By Lee Noles
MATTHEWS – As children, we’re always taught to color within the lines. It was a rule that Daniel Thomson had a hard time following when he was in school and an even harder time today as a local artist.
Thomson bucks conventional wisdom by using mirrors, seashells and saw blades as canvases instead of the standard cloth backdrop.
“I visualize the idea that I have and whatever the medium may be, and I just attack it,” Thomson said. “I really don’t have a plan, but I just use my imagination.”

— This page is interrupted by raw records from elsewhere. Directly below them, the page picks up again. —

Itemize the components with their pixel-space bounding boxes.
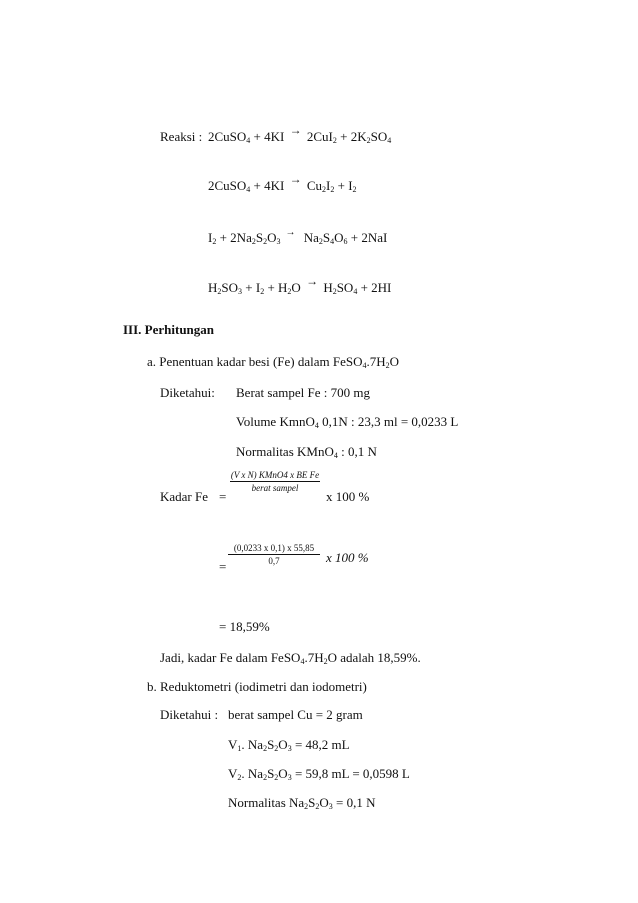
arrow-icon: → [285,227,296,238]
known-cu-mass: berat sampel Cu = 2 gram [228,707,363,722]
equals-sign-2: = [219,559,227,574]
known-volume: Volume KmnO$_4$ 0,1N : 23,3 ml = 0,0233 L [236,414,459,430]
known-normality: Normalitas KMnO$_4$ : 0,1 N [236,444,377,460]
formula-fraction [230,470,320,493]
arrow-icon: → [289,123,302,137]
reaction-2: 2CuSO$_4$ + $4KI \to Cu_2I_2 + I_2$ [208,172,357,194]
formula-numerator: (V x N) KMnO4 x BE Fe [230,470,320,480]
known-sample-mass: Berat sampel Fe : 700 mg [236,385,370,400]
result: = 18,59% [219,619,270,634]
arrow-icon: → [306,274,319,288]
reaction-label: Reaksi : [160,129,203,144]
arrow-icon: → [289,172,302,186]
times-100-b: x 100 % [326,550,369,565]
equals-sign: = [219,489,227,504]
known-normality-b: Normalitas $Na_2S_2O_3 = 0,1$ N [228,795,376,811]
times-100: x 100 % [326,489,370,504]
calc-denominator: 0,7 [268,556,280,566]
reaction-3: $I_2 + 2Na_2S_2O_3^\to$ $Na_2S_4O_6 + 2NaI$ [208,227,388,246]
known-label: Diketahui: [160,385,215,400]
part-b-heading: b. Reduktometri (iodimetri dan iodometri) [147,679,367,694]
known-v2: $V_2$. $Na_2S_2O_3 = 59,8$ mL = 0,0598 L [228,766,410,782]
reaction-1: 2CuSO$_4$ + $4KI \to 2CuI_2 + 2K_2SO_4$ [208,123,392,145]
calc-fraction [228,543,320,566]
known-label-b: Diketahui : [160,707,219,722]
kadar-label: Kadar Fe [160,489,209,504]
part-a-heading: a. Penentuan kadar besi (Fe) dalam $FeSO_4.7H_2O$ [147,354,400,370]
section-title: III. Perhitungan [123,322,215,337]
known-v1: $V_1$. $Na_2S_2O_3 = 48,2$ mL [228,737,350,753]
conclusion: Jadi, kadar Fe dalam $FeSO_4.7H_2O$ adalah 18,59%. [160,650,421,666]
calc-numerator: (0,0233 x 0,1) x 55,85 [233,543,315,553]
reaction-4: $H_2SO_3 + I_2 + H_2O \to H_2SO_4 + 2HI$ [208,274,392,296]
formula-denominator: berat sampel [251,483,299,493]
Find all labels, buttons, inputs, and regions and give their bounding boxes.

It’s an imagination that took hold as a child in western New York, where Thomson lived in the small, rural town of South Wales, not far from Buffalo and Lake Erie. Thomson described the town as a farming community surrounded by forests. It was in those woods where Thomson spent his childhood watching birds and building forts. The woods also supplied Thomson the inspiration for his artwork. He paints a lot of naturalistic scenery, including mountain-range views or meandering creeks, weaving through a forest in the fall.
“I always played out in the woods by myself because there weren’t many kids my age growing up,” Thomson said. “So, it inspired me a lot.”
The farms in the area also influenced Thomson when he started to use saw blades as a decorative showcase of his pastoral designs. The cutting tool was found in a lot of barns in South Wales. When Thomson moved to North Carolina more than 20 years ago, he began to track them down at local flea markets and farms.
Since most of the saw blades were weathered and worn, Thomson uses muriatic acid to remove the rust before grinding down the metal with a still wire. He places a primer over the blade, allowing him to paint.
“This is something I see hanging in a log cabin,” Thomson said of the blades with paintings of a forest on them. “If I was going to paint a tropical scene, then that would go into a beach house.”
The unique approach Thomson takes hearkens back to when he was a child. His father was a firefighter in South Wales, and he entered Thomson’s drawings into the fire station’s art contest. While most of the kids drew in the lines, Thomson always and purposely colored all over the picture. He regularly won first place.
“When you color inside the lines, it just didn’t look quite right to me,” Thomson said.
He continues to look at things differently. Besides the saw blades, Thomson is now working with drywall. After watching a video on the internet, Thomson began to make plaster and create different designs for himself. He has made the fossil skeleton of a velociraptor and a scene from the beach with a sand castle out of drywall.
“I figure if I can’t be at the beach every day messing around in the sand, I could stand in some drywall,” Thomson said.
The drywall doesn’t involve any technique for Thomson. He takes a computer screen shot of what he wants to create, then makes the dry wall and begins to place small amounts in layers before building it out. Thomson said trial and error has been the best approach, like the time he started putting big blobs of drywall onto a sheet. The amount was too much, causing the mixture to dry and crack before Thomson could get around to molding what he wanted.
“You learn from it,” Thomson said.
He also has learned about the power of the internet from his two children. Shunning Twitter and Facebook, Thomson has an Instagram account, but rarely goes on it. It was his son, Scott, and daughter, Cassandra, who convinced him to start showing his artwork online. Scott, who creates websites, made one for Thomson. He also showed Thomson a website which allows artists to sell their artwork. Thomson shows his pieces locally at 47K Marketplace in Monroe.
The future for Thomson isn’t a clear one. He knows he wants to continue to make art, and if that means drywall or on a saw blade, that is fine. It also could mean delving back into just painting on a regular canvas.
“There’s the question mark,” Thomson said. “I don’t care if I don’t make any money off my work. I can be a starving artist. I am fine with that.”